US non-farm payrolls increased by 138,000 last month, well short of the 185,000 expected by economists.
The prior two months were revised lower by 66,000 jobs than previously reported.
Photo: Bloomberg
Average hourly earnings rose 0.2 percent last month, following a similar gain in April, but the unemployment rate fell to a 16-year low of 4.3 percent.
Despite the disappointing data, market participants still largely anticipate the US Federal Reserve to raise rates at its June 13 and 14 meeting, with traders expecting a 90.7 percent chance of a quarter-point hike, according to Thomson Reuters data.
“It’s certainly surprising. It doesn’t really correlate well with virtually all the other data on the labor market that we’re seeing,” said Russell Price, senior economist at Ameriprise Financial Services Inc in Troy, Michigan.
However, the modest increase could raise concerns about the economy’s health after GDP growth slowed in the first quarter and a string of softening data this week, including reports on housing and auto sales.
The US economy needs to create 75,000 to 100,000 jobs per month to keep up with growth in the working-age population.
Job gains are slowing as the labor market nears full employment.
The Dow Jones Industrial Average on Friday rose 62.11 points, or 0.29 percent, to 21,206.29, the S&P 500 gained 9.01 points, or 0.37 percent, to 2,439.07 and the NASDAQ Composite added 58.97 points, or 0.94 percent, to 6,305.80.
For the week, the S&P rose 0.95 percent, the Dow added 0.59 percent and the NASDAQ gained 1.54 percent.
Industrials, up 0.49 percent, and technology, up 1.04 percent, were the best performing sectors.
The tech sector has been the top performer among the major S&P sectors, with a gain of 21.26 percent so far this year.
The tech sector was led by Broadcom Ltd, which rose more than 8 percent to hit an all-time high of US$253.76, after the chipmaker’s quarterly results beat analysts’ expectations.
Shares of financials, which benefit from higher interest rates, fell as much as 0.9 percent after the jobs data sparked some worry the Fed could become cautious after this month’s meeting, and closed down 0.37 percent.

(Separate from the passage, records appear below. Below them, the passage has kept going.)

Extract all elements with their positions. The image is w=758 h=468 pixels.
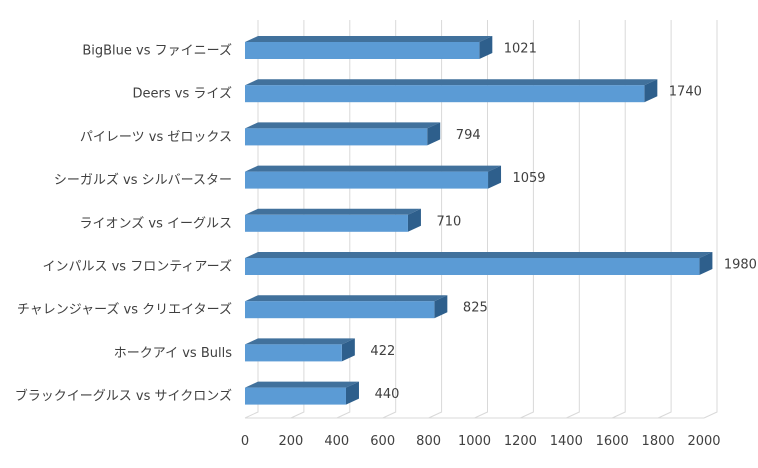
x-tick-label: 200 xyxy=(278,434,303,449)
bar-top-face xyxy=(245,79,658,86)
category-label: BigBlue vs ファイニーズ xyxy=(82,43,232,59)
bar-top-face xyxy=(245,252,713,258)
bar-side-face xyxy=(644,79,658,103)
category-label: Deers vs ライズ xyxy=(133,86,232,102)
bar-side-face xyxy=(479,36,493,59)
bar-front-face xyxy=(245,387,346,405)
category-label: シーガルズ vs シルバースター xyxy=(54,172,232,188)
bar xyxy=(245,79,658,103)
gridline xyxy=(520,20,534,419)
data-label: 1059 xyxy=(512,171,545,186)
bar xyxy=(245,122,441,146)
data-labels: 1021 1740 794 1059 710 1980 825 422 440 xyxy=(370,42,757,403)
category-label: パイレーツ vs ゼロックス xyxy=(80,130,232,145)
bar-front-face xyxy=(245,301,435,319)
gridline xyxy=(657,20,672,419)
gridline xyxy=(566,20,580,419)
gridlines xyxy=(244,20,718,419)
data-label: 422 xyxy=(370,344,395,359)
gridline xyxy=(703,20,718,419)
gridline xyxy=(336,20,351,419)
gridline xyxy=(382,20,397,419)
data-label: 440 xyxy=(375,387,400,402)
x-tick-label: 400 xyxy=(324,434,349,449)
x-tick-label: 1600 xyxy=(596,434,629,449)
category-label: ホークアイ vs Bulls xyxy=(114,346,232,361)
x-tick-label: 0 xyxy=(241,434,249,449)
bar-side-face xyxy=(427,122,441,146)
bar-top-face xyxy=(245,36,493,42)
bar-top-face xyxy=(245,338,355,345)
gridline xyxy=(474,20,488,419)
bar-front-face xyxy=(245,171,489,189)
bar-top-face xyxy=(245,295,448,302)
bar-side-face xyxy=(488,165,502,189)
x-tick-label: 1400 xyxy=(550,434,583,449)
category-label: ブラックイーグルス vs サイクロンズ xyxy=(15,388,232,404)
bar xyxy=(245,295,448,319)
gridline xyxy=(428,20,443,419)
bar-side-face xyxy=(699,252,713,275)
x-tick-label: 800 xyxy=(416,434,441,449)
bar-front-face xyxy=(245,85,645,103)
gridline xyxy=(244,20,259,419)
bar xyxy=(245,36,493,59)
bars xyxy=(245,36,713,405)
x-axis: 0 200 400 600 800 1000 1200 1400 1600 1800 2000 xyxy=(241,434,721,449)
bar-top-face xyxy=(245,381,359,388)
bar-side-face xyxy=(341,338,355,362)
x-tick-label: 600 xyxy=(370,434,395,449)
data-label: 1021 xyxy=(504,42,537,57)
bar xyxy=(245,208,421,232)
bar-side-face xyxy=(345,381,359,405)
x-tick-label: 1000 xyxy=(458,434,491,449)
bar xyxy=(245,252,713,275)
bar-side-face xyxy=(434,295,448,319)
bar-front-face xyxy=(245,42,480,59)
bar-front-face xyxy=(245,344,342,362)
data-label: 825 xyxy=(463,301,488,316)
x-tick-label: 1200 xyxy=(504,434,537,449)
category-label: チャレンジャーズ vs クリエイターズ xyxy=(17,302,232,318)
data-label: 1740 xyxy=(669,85,702,100)
bar xyxy=(245,381,359,405)
gridline xyxy=(611,20,626,419)
bar-front-face xyxy=(245,128,428,146)
bar-front-face xyxy=(245,214,408,232)
data-label: 1980 xyxy=(724,258,757,273)
bar-side-face xyxy=(407,208,421,232)
bar-top-face xyxy=(245,208,421,215)
bar-front-face xyxy=(245,258,700,275)
bar-top-face xyxy=(245,165,502,172)
gridline xyxy=(290,20,305,419)
bar-top-face xyxy=(245,122,441,129)
category-label: インパルス vs フロンティアーズ xyxy=(42,259,232,275)
bar xyxy=(245,165,502,189)
x-tick-label: 2000 xyxy=(687,434,720,449)
category-label: ライオンズ vs イーグルス xyxy=(80,215,232,231)
data-label: 794 xyxy=(456,128,481,143)
bar xyxy=(245,338,355,362)
x-tick-label: 1800 xyxy=(642,434,675,449)
data-label: 710 xyxy=(437,214,462,229)
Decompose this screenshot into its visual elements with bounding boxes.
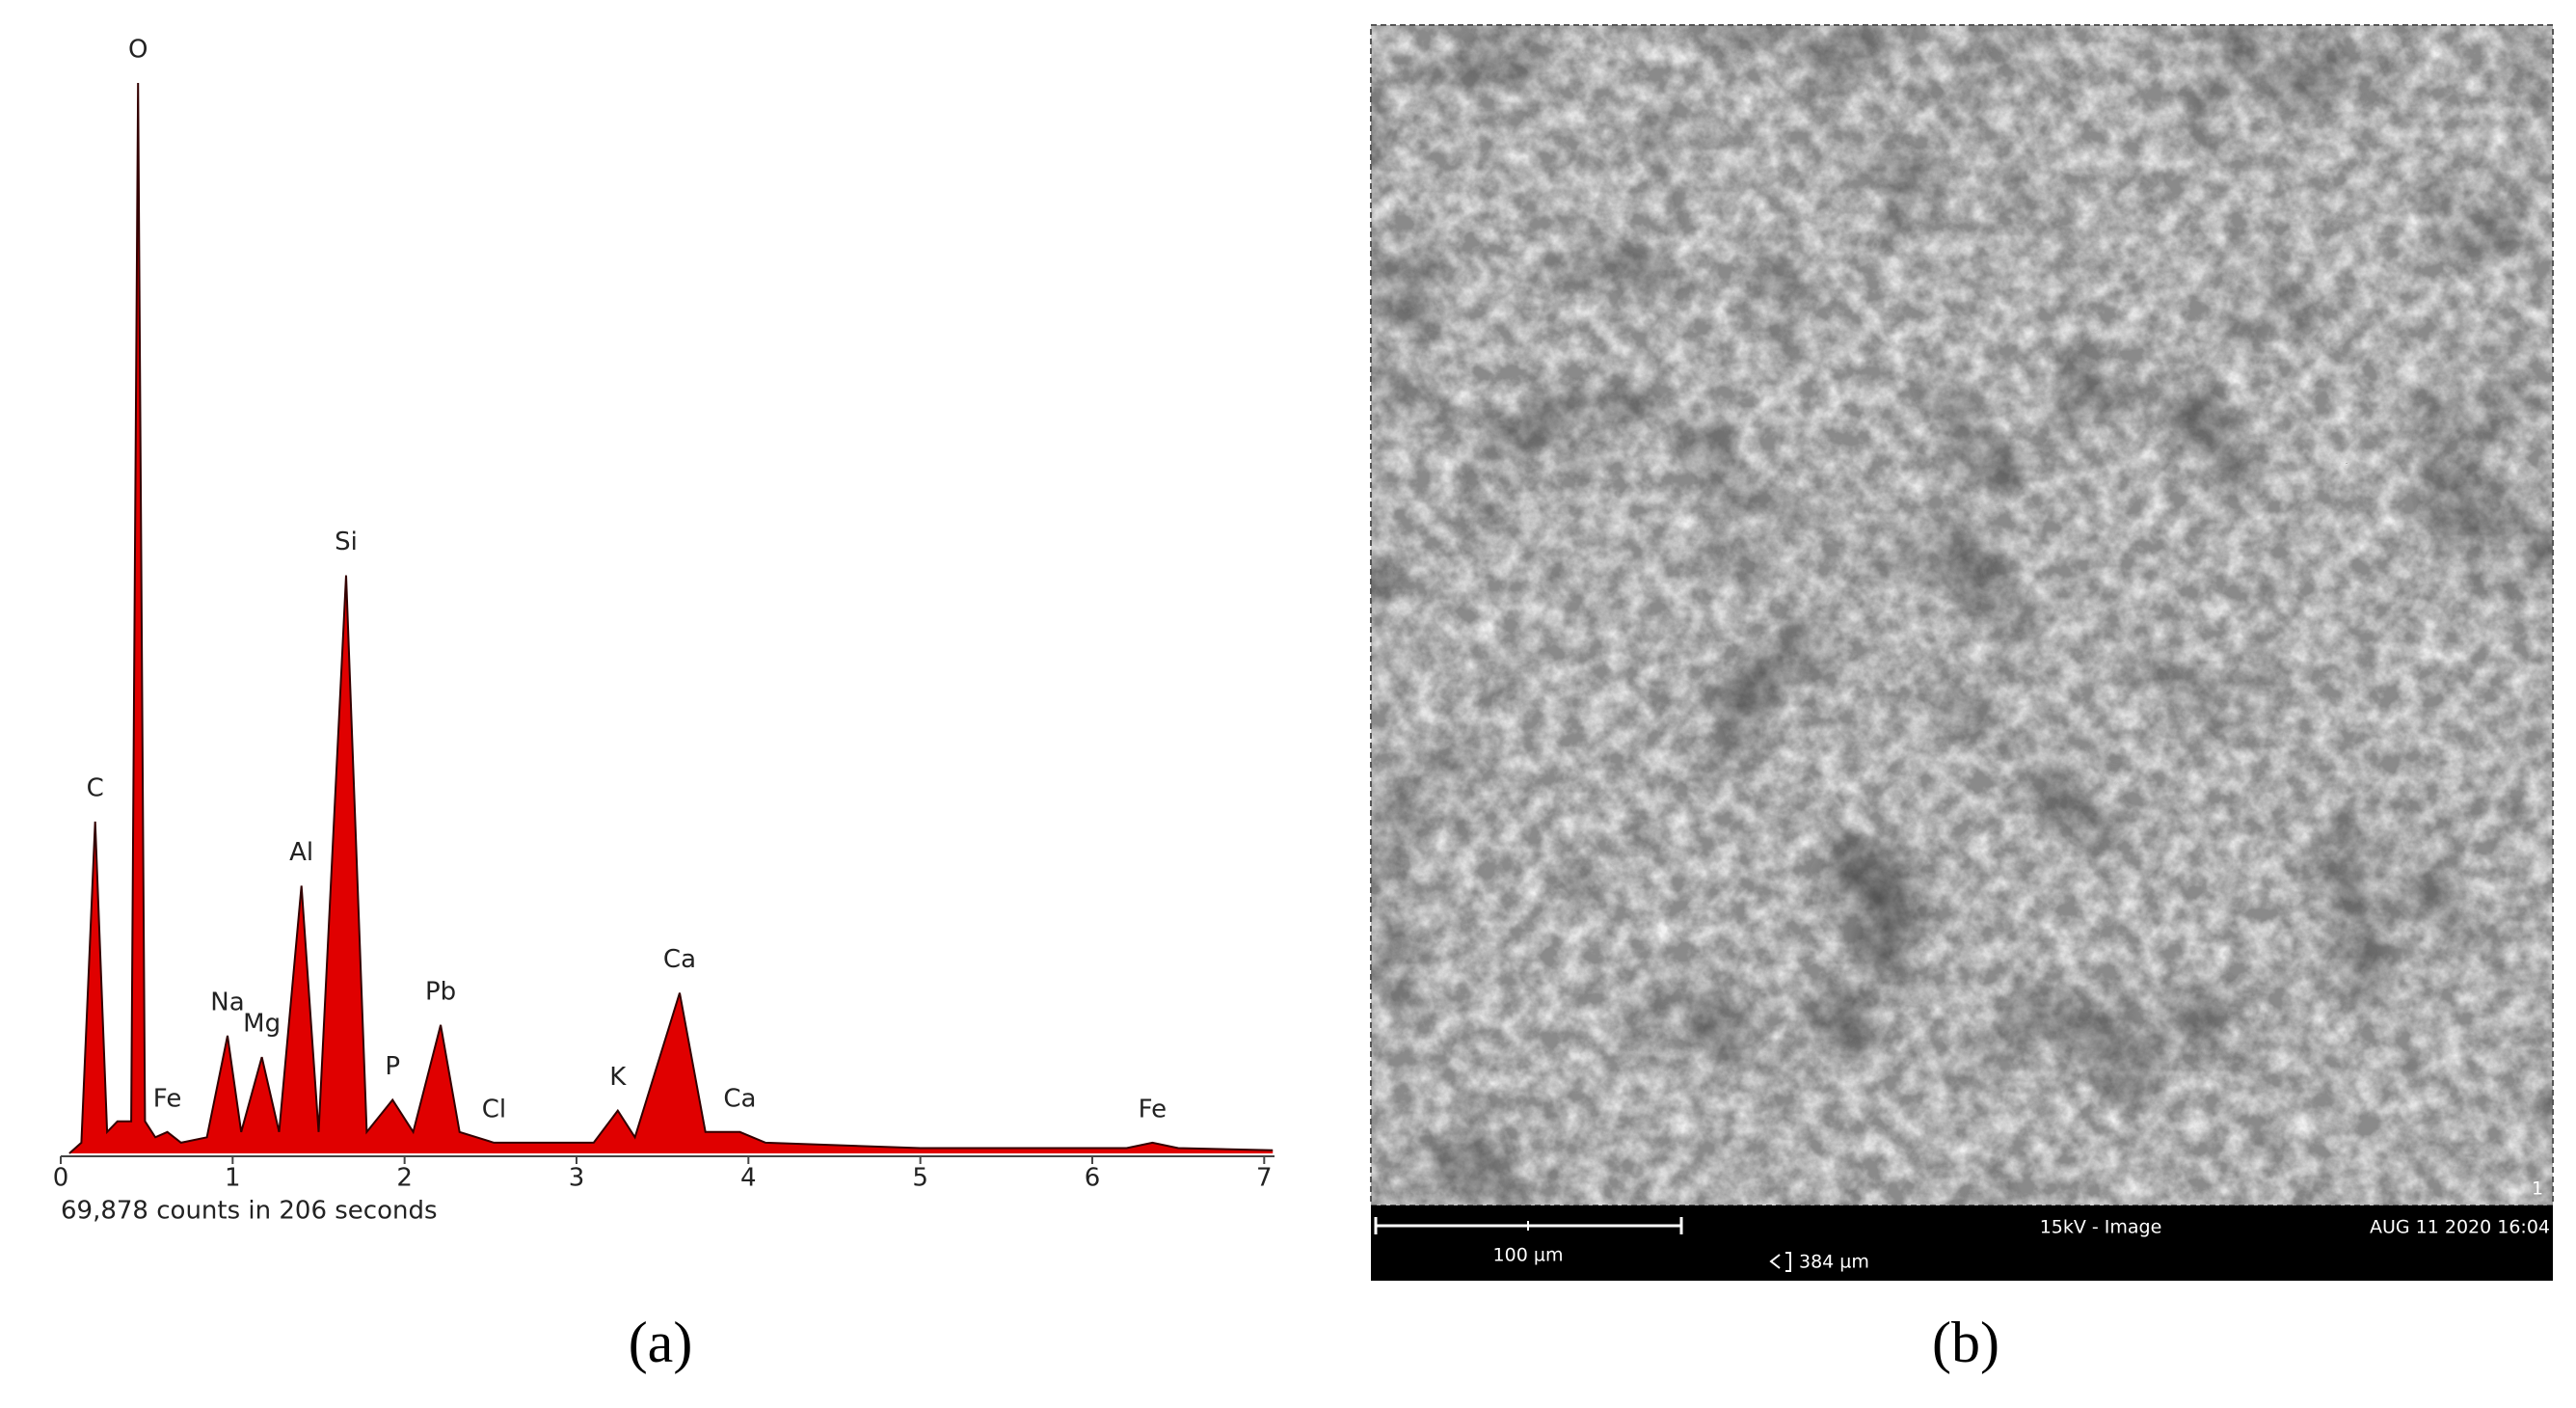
sem-field: 384 µm (1799, 1252, 1869, 1273)
x-tick-label: 3 (569, 1164, 585, 1193)
sem-date: AUG 11 2020 16:04 (2370, 1217, 2550, 1238)
spectrum-fill (68, 83, 1274, 1153)
sem-mode: 15kV - Image (2040, 1217, 2162, 1238)
peak-label: C (87, 773, 104, 802)
sem-index: 1 (2532, 1178, 2543, 1200)
x-tick-label: 5 (912, 1164, 928, 1193)
x-axis-label: 69,878 counts in 206 seconds (61, 1197, 438, 1226)
peak-label: P (385, 1052, 400, 1081)
peak-label: Ca (663, 945, 696, 974)
field-icon (1769, 1252, 1791, 1272)
peak-label: Mg (243, 1010, 281, 1039)
peak-label: Ca (723, 1084, 756, 1113)
peak-label: Pb (425, 977, 456, 1006)
peak-label: Fe (153, 1084, 182, 1113)
x-tick-label: 1 (225, 1164, 241, 1193)
panel-label: (b) (1932, 1311, 1999, 1374)
x-tick-label: 6 (1085, 1164, 1101, 1193)
x-tick-label: 0 (53, 1164, 69, 1193)
peak-label: K (609, 1063, 627, 1092)
peak-label: Si (335, 528, 358, 556)
x-tick-label: 4 (740, 1164, 757, 1193)
x-tick-label: 2 (396, 1164, 413, 1193)
spectrum (68, 82, 1274, 1154)
sem-shadows (1371, 25, 2553, 1205)
peak-label: Na (210, 988, 244, 1016)
peak-label: O (128, 36, 148, 65)
peak-label: Al (289, 838, 313, 867)
peak-label: Fe (1139, 1095, 1167, 1124)
x-tick-label: 7 (1256, 1164, 1273, 1193)
peak-label: Cl (482, 1095, 506, 1124)
sem-image: 100 µm 15kV - Image AUG 11 2020 16:04 38… (1370, 24, 2554, 1281)
panel-label: (a) (629, 1311, 693, 1374)
sem-info-bar (1371, 1205, 2553, 1281)
scale-bar-label: 100 µm (1493, 1245, 1564, 1266)
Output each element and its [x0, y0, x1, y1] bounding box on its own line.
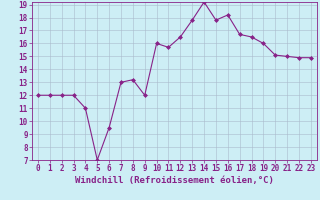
X-axis label: Windchill (Refroidissement éolien,°C): Windchill (Refroidissement éolien,°C) [75, 176, 274, 185]
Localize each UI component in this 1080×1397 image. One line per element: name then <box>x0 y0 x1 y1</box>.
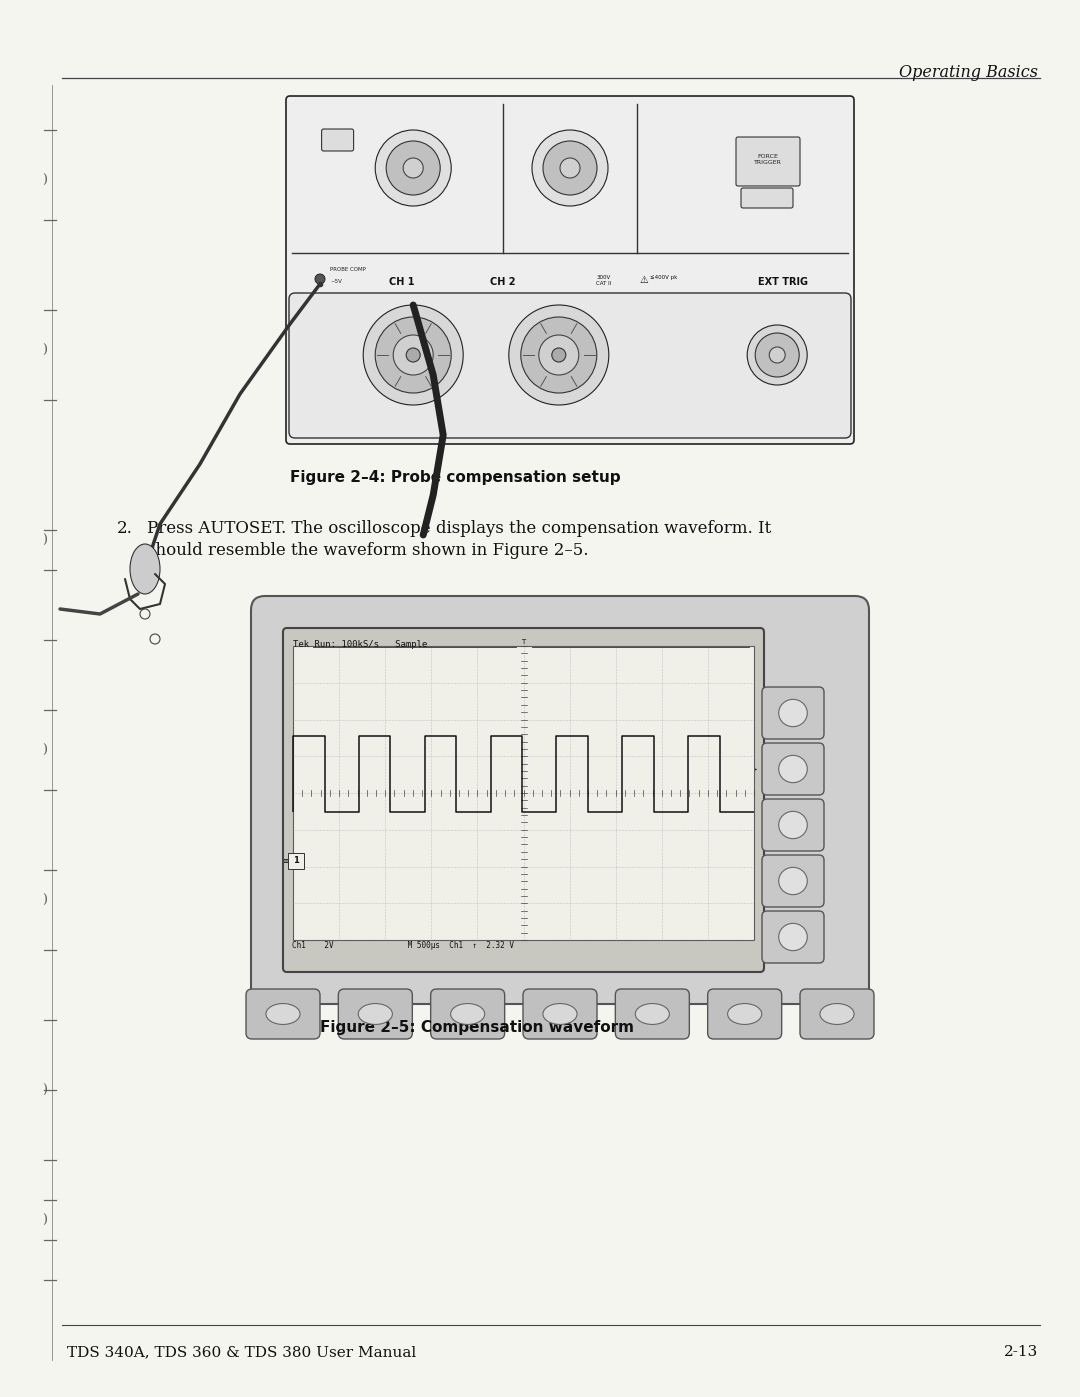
Ellipse shape <box>635 1003 670 1024</box>
Text: Figure 2–4: Probe compensation setup: Figure 2–4: Probe compensation setup <box>291 469 621 485</box>
Ellipse shape <box>728 1003 761 1024</box>
Text: ): ) <box>42 1084 48 1097</box>
Circle shape <box>375 130 451 205</box>
FancyBboxPatch shape <box>616 989 689 1039</box>
Ellipse shape <box>543 1003 577 1024</box>
Text: ): ) <box>42 173 48 187</box>
FancyBboxPatch shape <box>741 189 793 208</box>
FancyBboxPatch shape <box>762 743 824 795</box>
Text: ): ) <box>42 534 48 546</box>
Circle shape <box>755 332 799 377</box>
Text: Press AUTOSET. The oscilloscope displays the compensation waveform. It: Press AUTOSET. The oscilloscope displays… <box>147 520 771 536</box>
Circle shape <box>543 141 597 196</box>
Text: 2-13: 2-13 <box>1003 1345 1038 1359</box>
Text: 1: 1 <box>293 856 299 865</box>
Text: TDS 340A, TDS 360 & TDS 380 User Manual: TDS 340A, TDS 360 & TDS 380 User Manual <box>67 1345 416 1359</box>
Ellipse shape <box>779 868 807 894</box>
FancyBboxPatch shape <box>800 989 874 1039</box>
FancyBboxPatch shape <box>762 855 824 907</box>
Circle shape <box>406 348 420 362</box>
FancyBboxPatch shape <box>288 852 303 869</box>
FancyBboxPatch shape <box>707 989 782 1039</box>
FancyBboxPatch shape <box>735 137 800 186</box>
FancyBboxPatch shape <box>762 911 824 963</box>
FancyBboxPatch shape <box>283 629 764 972</box>
Text: Operating Basics: Operating Basics <box>899 64 1038 81</box>
Circle shape <box>521 317 597 393</box>
Text: ): ) <box>42 344 48 356</box>
Text: ): ) <box>42 894 48 907</box>
Text: FORCE
TRIGGER: FORCE TRIGGER <box>754 154 782 165</box>
Ellipse shape <box>779 812 807 838</box>
FancyBboxPatch shape <box>289 293 851 439</box>
Text: ≤400V pk: ≤400V pk <box>650 275 677 279</box>
Circle shape <box>769 346 785 363</box>
Text: PROBE COMP: PROBE COMP <box>330 267 366 272</box>
Text: ≡: ≡ <box>283 855 291 866</box>
Ellipse shape <box>820 1003 854 1024</box>
Text: Tek Run: 100kS/s   Sample: Tek Run: 100kS/s Sample <box>293 640 428 650</box>
Bar <box>295 293 845 430</box>
Circle shape <box>387 141 441 196</box>
Bar <box>293 645 754 940</box>
FancyBboxPatch shape <box>246 989 320 1039</box>
Text: Figure 2–5: Compensation waveform: Figure 2–5: Compensation waveform <box>320 1020 634 1035</box>
Ellipse shape <box>266 1003 300 1024</box>
Text: T: T <box>522 638 526 645</box>
Circle shape <box>509 305 609 405</box>
Text: Ch1    2V                M 500μs  Ch1  ↑  2.32 V: Ch1 2V M 500μs Ch1 ↑ 2.32 V <box>292 942 514 950</box>
Text: ~5V: ~5V <box>330 279 342 284</box>
Circle shape <box>539 335 579 374</box>
Circle shape <box>552 348 566 362</box>
Circle shape <box>315 274 325 284</box>
Text: 300V
CAT II: 300V CAT II <box>596 275 611 286</box>
Ellipse shape <box>359 1003 392 1024</box>
Text: CH 2: CH 2 <box>490 277 515 286</box>
FancyBboxPatch shape <box>251 597 869 1004</box>
Ellipse shape <box>450 1003 485 1024</box>
Ellipse shape <box>779 700 807 726</box>
Circle shape <box>375 317 451 393</box>
Text: ): ) <box>42 1214 48 1227</box>
Circle shape <box>363 305 463 405</box>
Text: CH 1: CH 1 <box>389 277 415 286</box>
Ellipse shape <box>779 923 807 950</box>
FancyBboxPatch shape <box>523 989 597 1039</box>
FancyBboxPatch shape <box>286 96 854 444</box>
Text: ): ) <box>42 743 48 757</box>
Ellipse shape <box>130 543 160 594</box>
Ellipse shape <box>779 756 807 782</box>
Text: ⚠: ⚠ <box>639 275 648 285</box>
Circle shape <box>393 335 433 374</box>
FancyBboxPatch shape <box>338 989 413 1039</box>
FancyBboxPatch shape <box>762 687 824 739</box>
Circle shape <box>403 158 423 177</box>
Text: EXT TRIG: EXT TRIG <box>758 277 808 286</box>
Circle shape <box>747 326 807 386</box>
Text: 2.: 2. <box>117 520 133 536</box>
FancyBboxPatch shape <box>762 799 824 851</box>
Circle shape <box>532 130 608 205</box>
Circle shape <box>561 158 580 177</box>
FancyBboxPatch shape <box>431 989 504 1039</box>
Text: should resemble the waveform shown in Figure 2–5.: should resemble the waveform shown in Fi… <box>147 542 589 559</box>
FancyBboxPatch shape <box>322 129 353 151</box>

Energy performed the worst, down 1.18 percent.
Brent oil tumbled below US$50 per barrel on worries that US President Donald Trump’s decision to abandon a climate pact could spark more crude drilling in the US and worsen a global glut.
Lululemon Athletica Inc jumped 11.5 percent to US$54.29 after the athletic apparel maker’s quarterly profit beat estimates.
Advancing issues outnumbered declining ones on the New York Stock Exchange by a 1.34-to-1 ratio; on NASDAQ, a 2.07-to-1 ratio favored advancers.
The S&P 500 posted 28 new 52-week highs and 11 new lows; the NASDAQ Composite recorded 82 new highs and 70 new lows.
About 6.37 billion shares changed hands in US exchanges on Friday, compared with the 6.65 billion daily average over the past 20 sessions.